If a cancer cell depends on a gene, the thinking goes, the cell will expend energy to keep the activity of that gene tightly constrained to the value that’s best for the cancerous condition. So looking for genes that are more “mild mannered” in cancer cells than in healthy ones could reveal which genes the cancerous cell cares about the most.
“What’s really novel is that they’re saying these things that are absolutely crucial are kept at a constant level,” comments Erica Golemis, an oncologist at FoxChaseCancerCenter in Philadelphia.
Using the new approach, Patrick Tan of the National Cancer Centre, Singapore and his colleagues identified 48 genes with expressions that vary less in cancerous cells than in healthy cells. To confirm whether such genes are important in cancer, the scientists reduced the expression of five of the genes — p53CSV, MAP3K11, MTCH2, CPSF6 and SKIP — in cancer cells grown in lab dishes.
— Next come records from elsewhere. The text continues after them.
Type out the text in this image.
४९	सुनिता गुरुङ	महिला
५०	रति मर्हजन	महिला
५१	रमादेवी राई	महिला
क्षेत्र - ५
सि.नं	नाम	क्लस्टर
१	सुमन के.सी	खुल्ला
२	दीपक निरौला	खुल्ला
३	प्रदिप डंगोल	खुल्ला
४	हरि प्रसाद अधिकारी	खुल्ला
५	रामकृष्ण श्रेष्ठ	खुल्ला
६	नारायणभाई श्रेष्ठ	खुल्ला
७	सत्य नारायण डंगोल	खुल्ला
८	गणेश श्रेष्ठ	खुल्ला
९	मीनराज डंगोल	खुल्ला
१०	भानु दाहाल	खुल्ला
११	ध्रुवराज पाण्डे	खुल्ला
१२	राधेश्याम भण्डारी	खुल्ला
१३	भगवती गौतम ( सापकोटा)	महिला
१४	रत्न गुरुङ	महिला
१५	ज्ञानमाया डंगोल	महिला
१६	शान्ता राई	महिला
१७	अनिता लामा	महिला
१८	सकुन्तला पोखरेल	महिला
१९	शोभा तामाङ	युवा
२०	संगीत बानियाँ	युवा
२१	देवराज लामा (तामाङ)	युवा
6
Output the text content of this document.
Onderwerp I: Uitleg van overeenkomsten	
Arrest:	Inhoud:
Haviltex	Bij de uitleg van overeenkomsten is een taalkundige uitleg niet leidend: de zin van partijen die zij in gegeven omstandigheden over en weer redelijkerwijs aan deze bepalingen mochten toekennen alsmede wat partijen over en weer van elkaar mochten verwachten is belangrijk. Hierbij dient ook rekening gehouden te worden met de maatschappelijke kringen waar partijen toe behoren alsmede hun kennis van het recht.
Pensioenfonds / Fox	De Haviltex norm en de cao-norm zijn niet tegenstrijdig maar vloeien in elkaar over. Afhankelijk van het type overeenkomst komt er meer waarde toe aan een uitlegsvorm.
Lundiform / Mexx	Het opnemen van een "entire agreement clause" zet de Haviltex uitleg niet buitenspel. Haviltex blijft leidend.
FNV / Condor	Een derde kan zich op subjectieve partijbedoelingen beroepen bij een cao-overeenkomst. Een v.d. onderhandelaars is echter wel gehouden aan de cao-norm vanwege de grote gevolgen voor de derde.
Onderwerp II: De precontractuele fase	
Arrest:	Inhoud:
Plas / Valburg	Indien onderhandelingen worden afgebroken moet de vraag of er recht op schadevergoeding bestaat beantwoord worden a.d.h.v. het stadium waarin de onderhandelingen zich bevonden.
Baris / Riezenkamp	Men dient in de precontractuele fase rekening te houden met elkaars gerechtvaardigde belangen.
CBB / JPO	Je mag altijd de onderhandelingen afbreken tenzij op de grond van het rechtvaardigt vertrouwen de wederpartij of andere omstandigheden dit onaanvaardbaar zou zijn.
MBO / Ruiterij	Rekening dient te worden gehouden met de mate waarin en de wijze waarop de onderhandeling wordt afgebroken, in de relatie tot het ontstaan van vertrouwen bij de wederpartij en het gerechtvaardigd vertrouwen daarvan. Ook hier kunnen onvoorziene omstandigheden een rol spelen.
As a result, the cells became less able to spread to new tissues in a standard lab test for metastasis, the team reports online July 18 in PLoS Genetics.
“It opens up some new avenues to study metastasis,” comments Chi Dang, a molecular oncologist at Johns Hopkins University School of Medicine in Baltimore. However, Dang adds, “It needs to be relooked at by another group because it is a different perspective.”
Tan’s team also looked back at data from 11 previous studies of gene expression in cancer tissues. These studies included about 1,300 tissue samples from various cancer types, including lung, thyroid, liver, colon and breast cancer. The researchers found that activity levels of the 48 genes were often tightly regulated in the cancer cell samples.
“They’ve done a huge number of controls, and it’s a massive amount of data,” Golemis says. “I think their quality control is quite good.” Golemis says that she would like to see whether activity levels for the proteins made by these 48 genes are also unusually steady in cancer cells. The researchers are currently working on protein activity studies.
Looking for steady-state genes could also reveal important genes for other diseases, Golemis suggests. “I think it’s promising.”